Высокий, в расстегнутом мундире, он стоял между койкой и плоским зеркальным шкафом, не оставляя свободного места.
— Легкомыслие, — повторил он со злостью. — Тебе не кажется, что Сикорский, в сущности, маленький человек, провинциальный политик? Ну конечно, ты его начнешь защищать! Не стоит: я и не думаю нападать на него. Пилсудский дал ему прекрасную оценку: хороший командир дивизии, ну… армии. Почему, черт побери, так бывает в истории Польши, что, когда нам нужен человек крупного масштаба, у нас появляются Понятовские, Хлопские, Скшинецкие, Рыдзы… У русских Сталин, у англичан Черчилль, у французов де Голль, а у нас… Сикорский, основная задача которого — застраховаться на всякий случай и который всем теперь мешает: Черчиллю и Сталину, потому что болтается между ними со своими угрызениями совести, трагической импотентностью…

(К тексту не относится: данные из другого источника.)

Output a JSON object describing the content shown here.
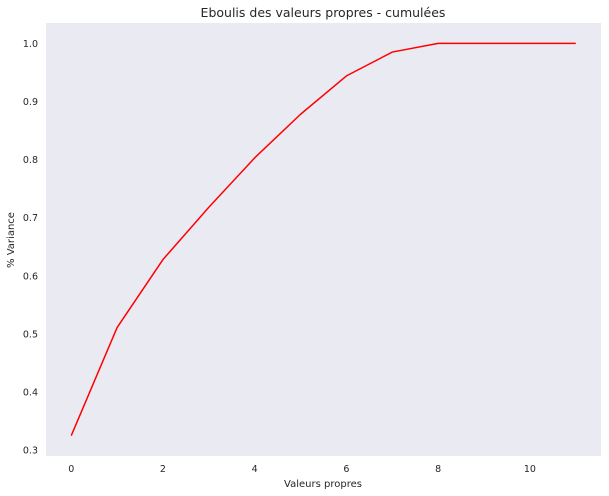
{
  "chart_data": {
    "type": "line",
    "title": "Eboulis des valeurs propres - cumulées",
    "xlabel": "Valeurs propres",
    "ylabel": "% Variance",
    "xlim": [
      -0.55,
      11.55
    ],
    "ylim": [
      0.29,
      1.035
    ],
    "xticks": [
      0,
      2,
      4,
      6,
      8,
      10
    ],
    "yticks": [
      0.3,
      0.4,
      0.5,
      0.6,
      0.7,
      0.8,
      0.9,
      1.0
    ],
    "ytick_labels": [
      "0.3",
      "0.4",
      "0.5",
      "0.6",
      "0.7",
      "0.8",
      "0.9",
      "1.0"
    ],
    "grid": false,
    "background_color": "#eaeaf2",
    "series": [
      {
        "color": "#ff0000",
        "x": [
          0,
          1,
          2,
          3,
          4,
          5,
          6,
          7,
          8,
          9,
          10,
          11
        ],
        "y": [
          0.325,
          0.511,
          0.628,
          0.718,
          0.803,
          0.878,
          0.944,
          0.985,
          1.0,
          1.0,
          1.0,
          1.0
        ]
      }
    ]
  }
}
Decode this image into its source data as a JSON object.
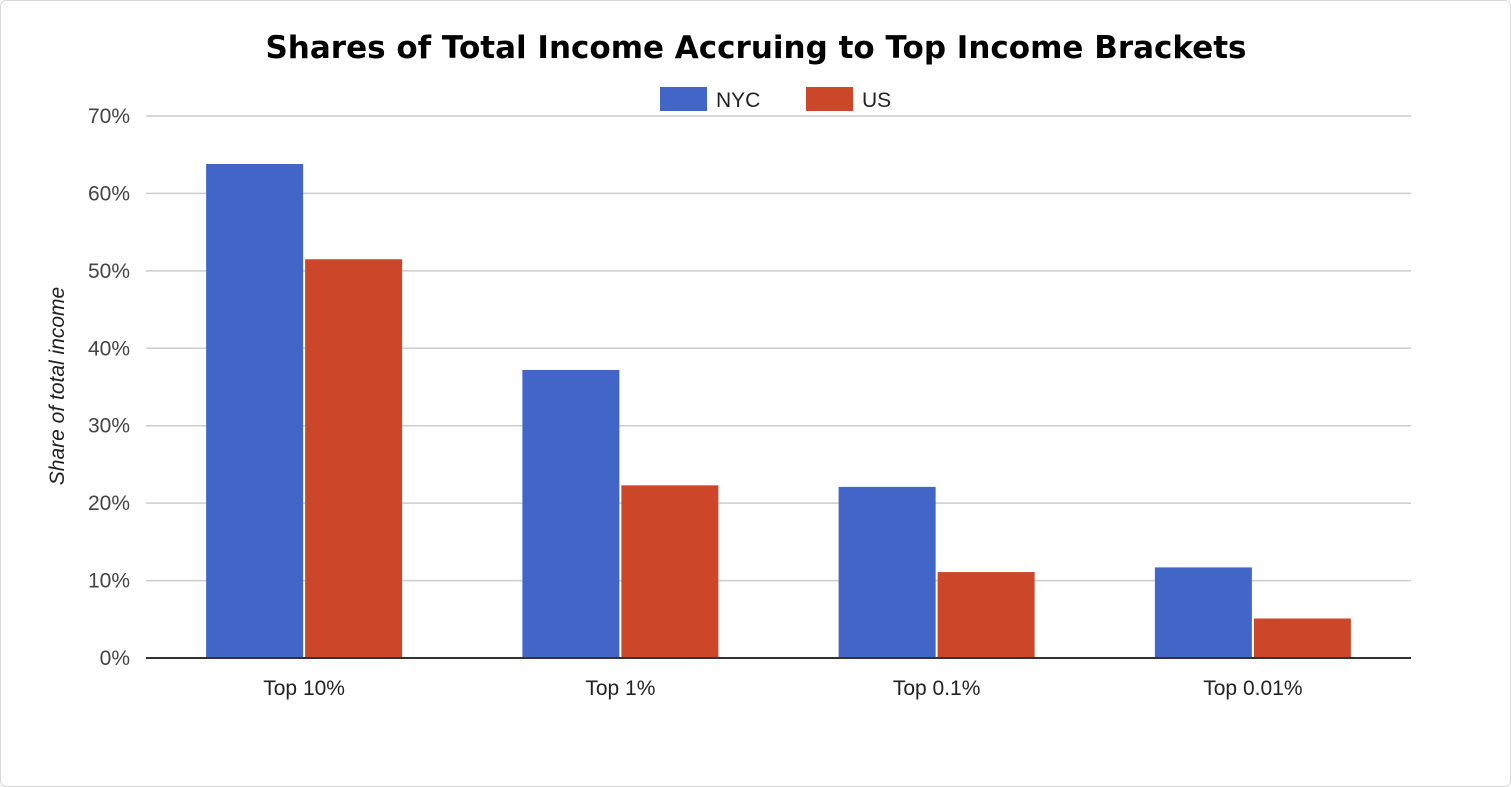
{
  "chart_data": {
    "type": "bar",
    "title": "Shares of Total Income Accruing to Top Income Brackets",
    "xlabel": "",
    "ylabel": "Share of total income",
    "categories": [
      "Top 10%",
      "Top 1%",
      "Top 0.1%",
      "Top 0.01%"
    ],
    "series": [
      {
        "name": "NYC",
        "color": "#4166c8",
        "values": [
          63.8,
          37.2,
          22.1,
          11.7
        ]
      },
      {
        "name": "US",
        "color": "#cc4729",
        "values": [
          51.5,
          22.3,
          11.1,
          5.1
        ]
      }
    ],
    "ylim": [
      0,
      70
    ],
    "yticks": [
      0,
      10,
      20,
      30,
      40,
      50,
      60,
      70
    ],
    "ytick_labels": [
      "0%",
      "10%",
      "20%",
      "30%",
      "40%",
      "50%",
      "60%",
      "70%"
    ],
    "grid": true,
    "legend_position": "top-center"
  }
}
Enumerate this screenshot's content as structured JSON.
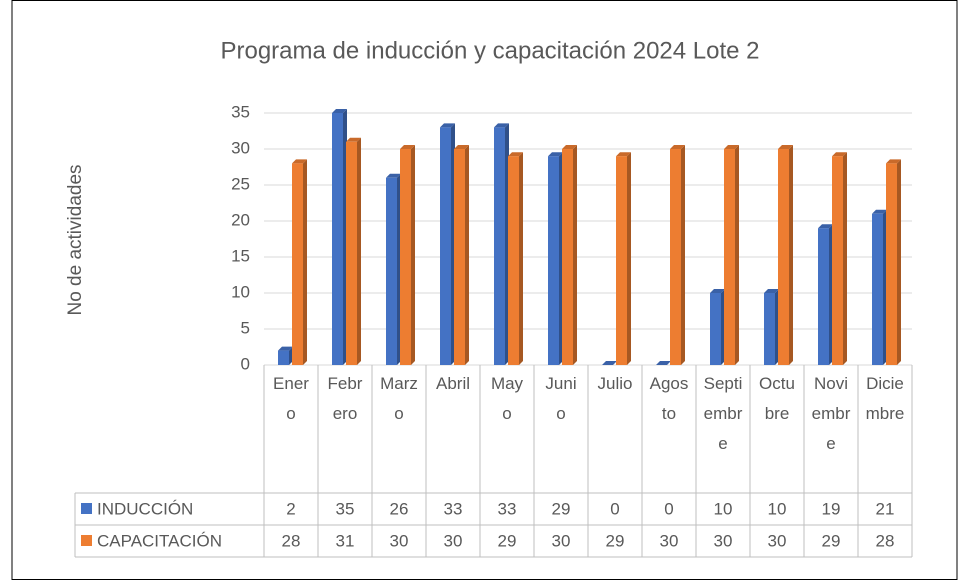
{
  "chart_data": {
    "type": "bar",
    "title": "Programa de inducción y capacitación 2024 Lote 2",
    "y_label": "No de actividades",
    "categories": [
      "Enero",
      "Febrero",
      "Marzo",
      "Abril",
      "Mayo",
      "Junio",
      "Julio",
      "Agosto",
      "Septiembre",
      "Octubre",
      "Noviembre",
      "Diciembre"
    ],
    "series": [
      {
        "name": "INDUCCIÓN",
        "color": "#4472c4",
        "values": [
          2,
          35,
          26,
          33,
          33,
          29,
          0,
          0,
          10,
          10,
          19,
          21
        ]
      },
      {
        "name": "CAPACITACIÓN",
        "color": "#ed7d31",
        "values": [
          28,
          31,
          30,
          30,
          29,
          30,
          29,
          30,
          30,
          30,
          29,
          28
        ]
      }
    ],
    "ylim": [
      0,
      35
    ],
    "yticks": [
      0,
      5,
      10,
      15,
      20,
      25,
      30,
      35
    ],
    "grid": true
  }
}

— Не стоит преувеличивать, генерал.
— И нам мешает своей последовательностью и сопротивлением… Хоть бы стукнул кулаком по столу и не давал никому спуску, а то Черчилль уговаривает его успокоить польскую прессу…
— Ты просто не можешь его терпеть!
— Ну почему же, я его очень люблю, и он знает об этом, потому что знает, кто как к нему относится. Мне он нравится, потому что видный, представительный, с чувством юмора, собственного достоинства и достоинства Польши. Гетман! Однако мне бы хотелось, чтобы он был не выше польного гетмана. — Он смотрел на Рашеньского внимательно и подозрительно. — Ты когда-нибудь напишешь обо мне, сам говорил, что напишешь, что зажали меня тут с самого начала, единственного польского генерала, способного командовать всеми бронетанковыми частями. И кому нужен такой генерал?! Нужен шанс! Вот бы иметь такой шанс, как де Голль!